Я решила ехать в Оклахому на встречу с Раннером и не обращать внимания на два сообщения на автоответчике от Лайла и на полное их отсутствие от Дианы. Ехать к Раннеру, чтобы получить ответы на некоторые вопросы. Что бы там ни болтала его подружка, я не верила, что он может иметь отношение к убийствам, но надеялась, что с его долгами, пьянками и сомнительными приятелями он что-то знает. Что-нибудь знает, или о чем-то слышал, или, может быть, его долги и привели к ужасной мести. Вдруг я снова поверю в невиновность Бена, чего мне так хотелось. Теперь я точно знала, почему ни разу раньше не навещала его в тюрьме. Слишком велико искушение, ведь так легко перестать замечать тюремные стены и видеть только своего брата, слышать свойственные лишь Бену нотки, это резкое падение голоса в конце каждого предложения, словно он больше ничего в жизни не скажет. Один его вид напоминал мне и о хорошем, и о не очень хорошем в той моей жизни. Я вспоминала что-то обычное и привычное. У меня появлялось ощущение дома. Того дома, в котором все были живы. Как же мне было это нужно!

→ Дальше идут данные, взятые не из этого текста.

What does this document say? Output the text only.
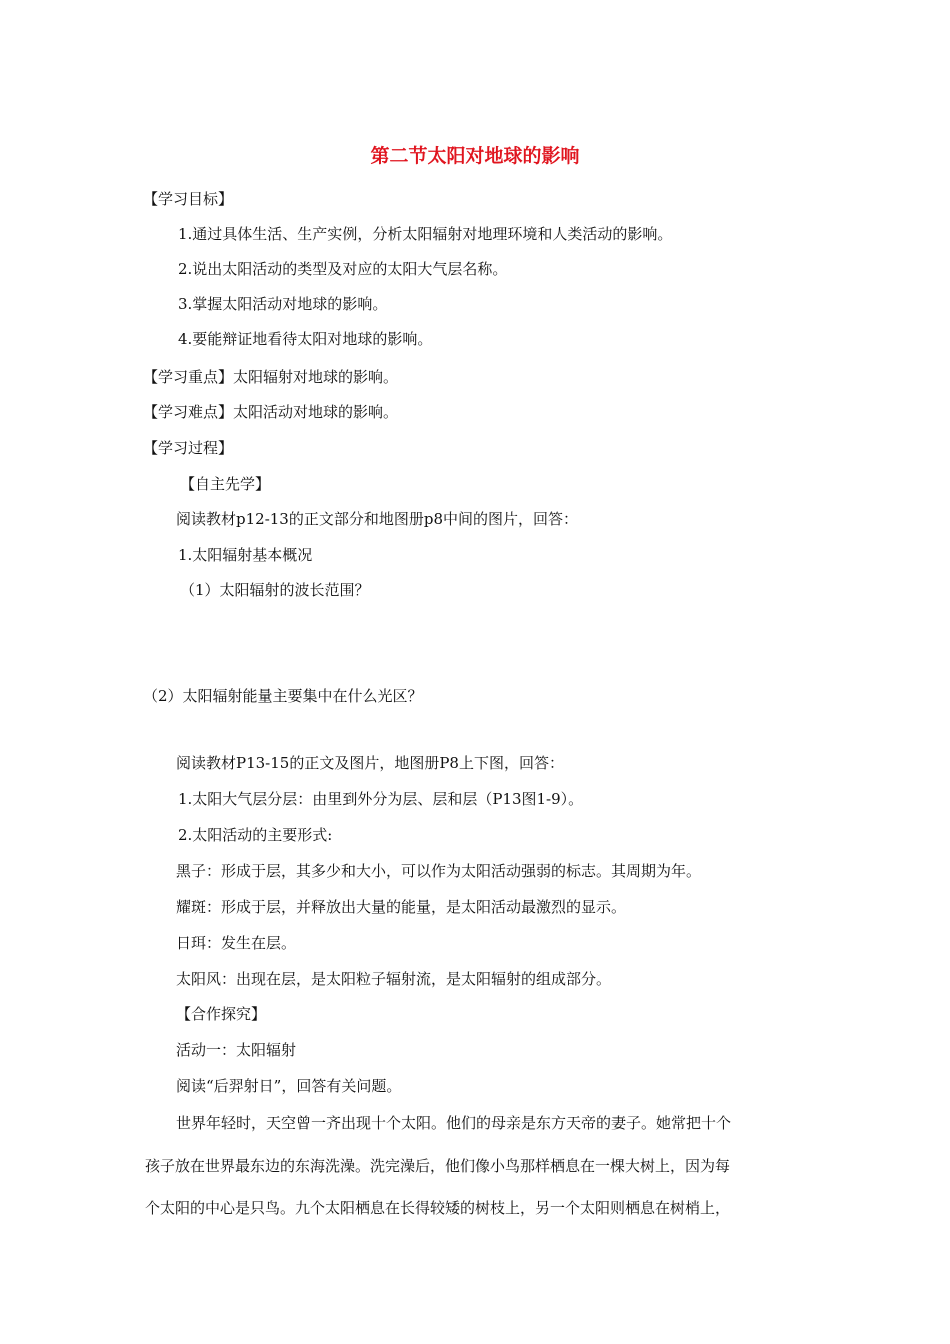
第二节太阳对地球的影响
【学习目标】
1.通过具体生活、生产实例，分析太阳辐射对地理环境和人类活动的影响。
2.说出太阳活动的类型及对应的太阳大气层名称。
3.掌握太阳活动对地球的影响。
4.要能辩证地看待太阳对地球的影响。
【学习重点】太阳辐射对地球的影响。
【学习难点】太阳活动对地球的影响。
【学习过程】
【自主先学】
阅读教材p12-13的正文部分和地图册p8中间的图片，回答：
1.太阳辐射基本概况
（1）太阳辐射的波长范围？
（2）太阳辐射能量主要集中在什么光区？
阅读教材P13-15的正文及图片，地图册P8上下图，回答：
1.太阳大气层分层：由里到外分为层、层和层（P13图1-9）。
2.太阳活动的主要形式:
黑子：形成于层，其多少和大小，可以作为太阳活动强弱的标志。其周期为年。
耀斑：形成于层，并释放出大量的能量，是太阳活动最激烈的显示。
日珥：发生在层。
太阳风：出现在层，是太阳粒子辐射流，是太阳辐射的组成部分。
【合作探究】
活动一：太阳辐射
阅读“后羿射日”，回答有关问题。
世界年轻时，天空曾一齐出现十个太阳。他们的母亲是东方天帝的妻子。她常把十个
孩子放在世界最东边的东海洗澡。洗完澡后，他们像小鸟那样栖息在一棵大树上，因为每
个太阳的中心是只鸟。九个太阳栖息在长得较矮的树枝上，另一个太阳则栖息在树梢上，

На выезде из города я остановилась у магазинчика, купила карту и крекеры со вкусом сыра, оказавшиеся, когда я их попробовала, диетическим обезжиренным продуктом. Наверное, по пути стоило остановиться и перекусить, тем более что на шоссе было полно призывно пахнувших кармашков с жаренной соломкой картошкой, аппетитной рыбкой, жареными цыплятами. Но меня всю дорогу терзала необъяснимая паника: я почему-то страшно боялась, что не застану Раннера, если где-то остановлюсь. Поэтому прямо за рулем пришлось жевать диетические крекеры и сморщенное яблоко, которое я нашла у себя на кухне.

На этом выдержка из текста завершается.